My question would be: Is it really, really, really necessary to make a threadsafe singleton?

Singletons are debatable, but they do have their uses (and I guess discussing those would be going far off-topic).

However, threadsafe singletons are something that is 99.99% of the time unnecessary and 99.99% of the time implemented wrong, too (even people who should know how to do it right have proven in the past that they got it wrong). So, I think that in this case "do you really need this" is a valid concern.

If you create an instance of your singleton at application startup, for example from within main(), there will be only one thread. That can be as easy as calling get_global_interface_manager() once, or calling yourlibrary::init() which implicitly calls get().

Any concerns about thread-safety are irrelevant as soon as you do this, as there will be forcibly only one thread at this time. And, you are guaranteed that it will work. No ifs and whens.

A lot of, if not all, libraries require you to call an init function at startup, so that is not an uncommon requirement, either.
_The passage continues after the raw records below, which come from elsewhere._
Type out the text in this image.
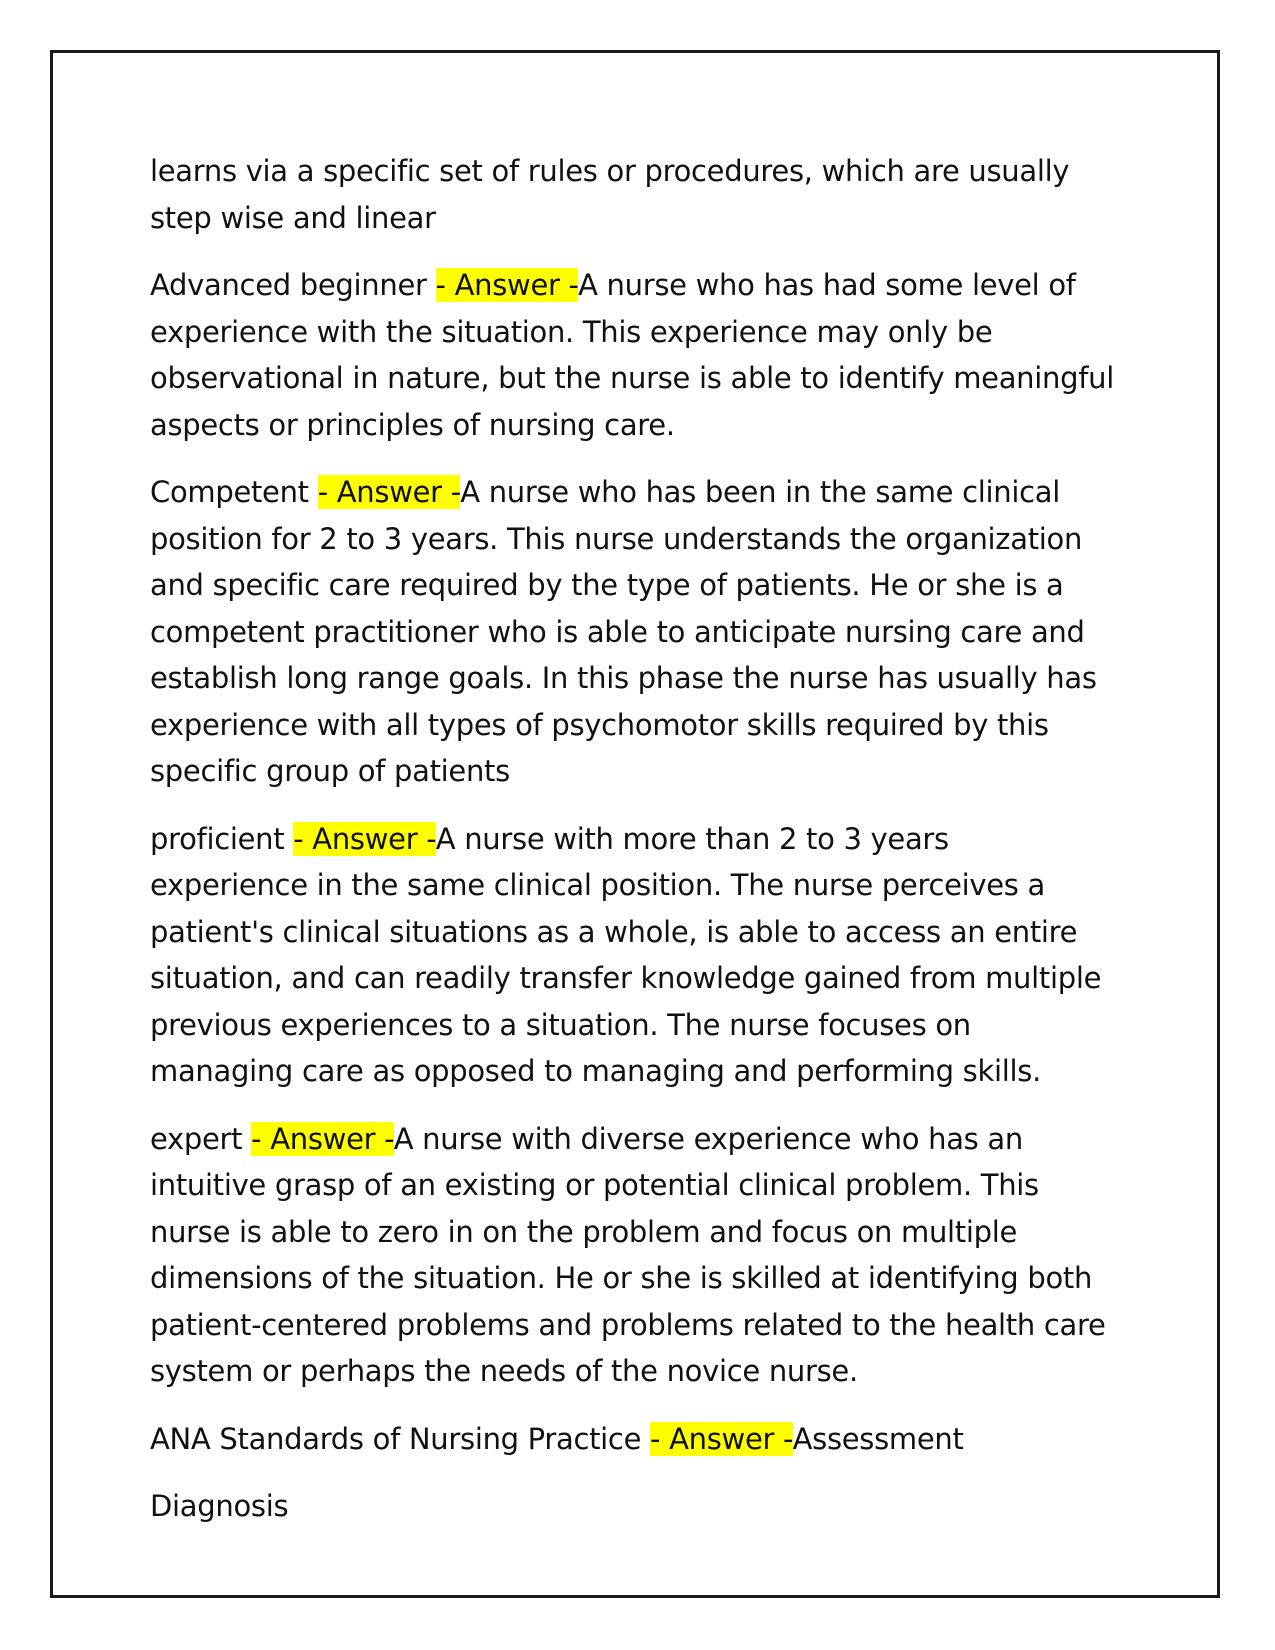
learns via a specific set of rules or procedures, which are usually step wise and linear

Advanced beginner - Answer -A nurse who has had some level of experience with the situation. This experience may only be observational in nature, but the nurse is able to identify meaningful aspects or principles of nursing care.

Competent - Answer -A nurse who has been in the same clinical position for 2 to 3 years. This nurse understands the organization and specific care required by the type of patients. He or she is a competent practitioner who is able to anticipate nursing care and establish long range goals. In this phase the nurse has usually has experience with all types of psychomotor skills required by this specific group of patients

proficient - Answer -A nurse with more than 2 to 3 years experience in the same clinical position. The nurse perceives a patient's clinical situations as a whole, is able to access an entire situation, and can readily transfer knowledge gained from multiple previous experiences to a situation. The nurse focuses on managing care as opposed to managing and performing skills.

expert - Answer -A nurse with diverse experience who has an intuitive grasp of an existing or potential clinical problem. This nurse is able to zero in on the problem and focus on multiple dimensions of the situation. He or she is skilled at identifying both patient-centered problems and problems related to the health care system or perhaps the needs of the novice nurse.

ANA Standards of Nursing Practice - Answer -Assessment

Diagnosis
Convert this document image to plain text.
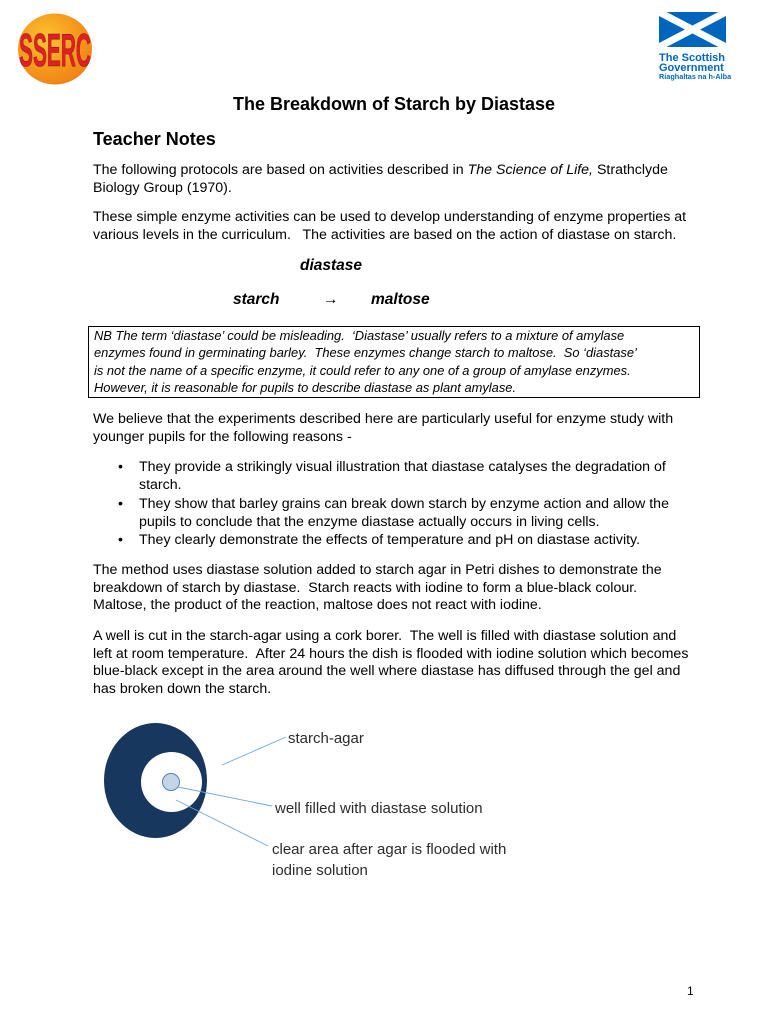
SSERC	The Scottish
Government
Riaghaltas na h-Alba
The Breakdown of Starch by Diastase
Teacher Notes
The following protocols are based on activities described in The Science of Life, Strathclyde
Biology Group (1970).
These simple enzyme activities can be used to develop understanding of enzyme properties at
various levels in the curriculum.   The activities are based on the action of diastase on starch.
diastase
starch	→ maltose
NB The term ‘diastase’ could be misleading.  ‘Diastase’ usually refers to a mixture of amylase
enzymes found in germinating barley.  These enzymes change starch to maltose.  So ‘diastase’
is not the name of a specific enzyme, it could refer to any one of a group of amylase enzymes.
However, it is reasonable for pupils to describe diastase as plant amylase.
We believe that the experiments described here are particularly useful for enzyme study with
younger pupils for the following reasons -
• They provide a strikingly visual illustration that diastase catalyses the degradation of
starch.
• They show that barley grains can break down starch by enzyme action and allow the
pupils to conclude that the enzyme diastase actually occurs in living cells.
• They clearly demonstrate the effects of temperature and pH on diastase activity.
The method uses diastase solution added to starch agar in Petri dishes to demonstrate the
breakdown of starch by diastase.  Starch reacts with iodine to form a blue-black colour.
Maltose, the product of the reaction, maltose does not react with iodine.
A well is cut in the starch-agar using a cork borer.  The well is filled with diastase solution and
left at room temperature.  After 24 hours the dish is flooded with iodine solution which becomes
blue-black except in the area around the well where diastase has diffused through the gel and
has broken down the starch.
starch-agar
well filled with diastase solution
clear area after agar is flooded with
iodine solution
1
Have you looked into using pthread_once ? http://sourceware.org/pthreads-win32/manual/pthread_once.html

This is the use case it was made for.

#include <stddef.h> // NULL
#include <pthread.h>

static pthread_once_t once_control = PTHREAD_ONCE_INIT;
static interface_manager* m;

static void* init_interface_manager()
{
    m = new interface_manager;
    return NULL;
}

interface_manager* get_global_interface_manager()
{
    pthread_once(&once_control, &init_interface_manager);
    return m;
}

You could store the singleton as an atomic reference. After instantiating, CAS to set the reference. This will not guarantee that two copies don't get instantiated, only that the same one will always be returned from inst. Since standard C doesn't have atomic instructions I can show it in Java:

class Foo
{
    static AtomicReference<Foo> foo = new AtomicReference<>();

    public static Foo inst()
    {
        Foo atomic = foo.get();
        if(atomic != null)
            return atomic;
        else
        {
            Foo newFoo = new Foo();
            //newFoo will only be set if no other thread has set it
            foo.compareAndSet(null, newFoo);
            //if the above CAS failed, foo.get would be a different object
            return foo.get();
        }
    }
}

One of the difficult parts of multi-threaded programming is that something might appear to work 99.9% of the time, then fail miserably.
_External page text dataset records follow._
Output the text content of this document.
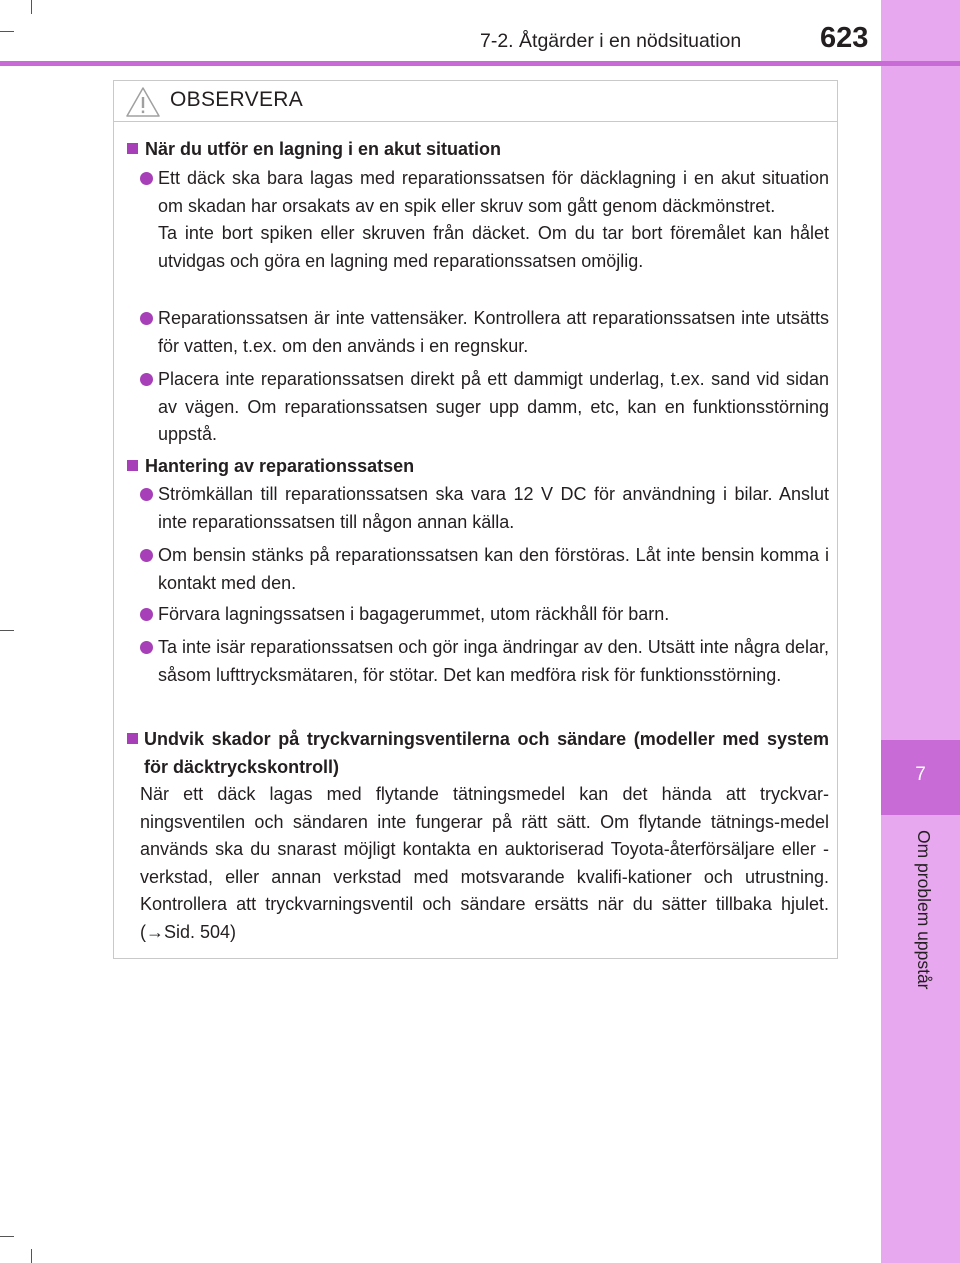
7
Om problem uppstår
7-2. Åtgärder i en nödsituation	623
OBSERVERA
När du utför en lagning i en akut situation
Ett däck ska bara lagas med reparationssatsen för däcklagning i en akut situation om skadan har orsakats av en spik eller skruv som gått genom däckmönstret.
Ta inte bort spiken eller skruven från däcket. Om du tar bort föremålet kan hålet utvidgas och göra en lagning med reparationssatsen omöjlig.
Reparationssatsen är inte vattensäker. Kontrollera att reparationssatsen inte utsätts för vatten, t.ex. om den används i en regnskur.
Placera inte reparationssatsen direkt på ett dammigt underlag, t.ex. sand vid sidan av vägen. Om reparationssatsen suger upp damm, etc, kan en funktionsstörning uppstå.
Hantering av reparationssatsen
Strömkällan till reparationssatsen ska vara 12 V DC för användning i bilar. Anslut inte reparationssatsen till någon annan källa.
Om bensin stänks på reparationssatsen kan den förstöras. Låt inte bensin komma i kontakt med den.
Förvara lagningssatsen i bagagerummet, utom räckhåll för barn.
Ta inte isär reparationssatsen och gör inga ändringar av den. Utsätt inte några delar, såsom lufttrycksmätaren, för stötar. Det kan medföra risk för funktionsstörning.
Undvik skador på tryckvarningsventilerna och sändare (modeller med system för däcktryckskontroll)
När ett däck lagas med flytande tätningsmedel kan det hända att tryckvar-ningsventilen och sändaren inte fungerar på rätt sätt. Om flytande tätnings-medel används ska du snarast möjligt kontakta en auktoriserad Toyota-återförsäljare eller -verkstad, eller annan verkstad med motsvarande kvalifi-kationer och utrustning. Kontrollera att tryckvarningsventil och sändare ersätts när du sätter tillbaka hjulet. (→Sid. 504)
In your case, there's nothing to prevent two threads from getting NULL back from the global pointer and both allocating new singletons. One will get deleted, but you'll still pass it back as the return value from the function.

I even had trouble convincing myself that my own analysis was correct.

You could fix it easily by returning global_interface_manager rather than temp . There's still the possibility of creating an interface_manager that you turn around and delete, but I assume that was your intention.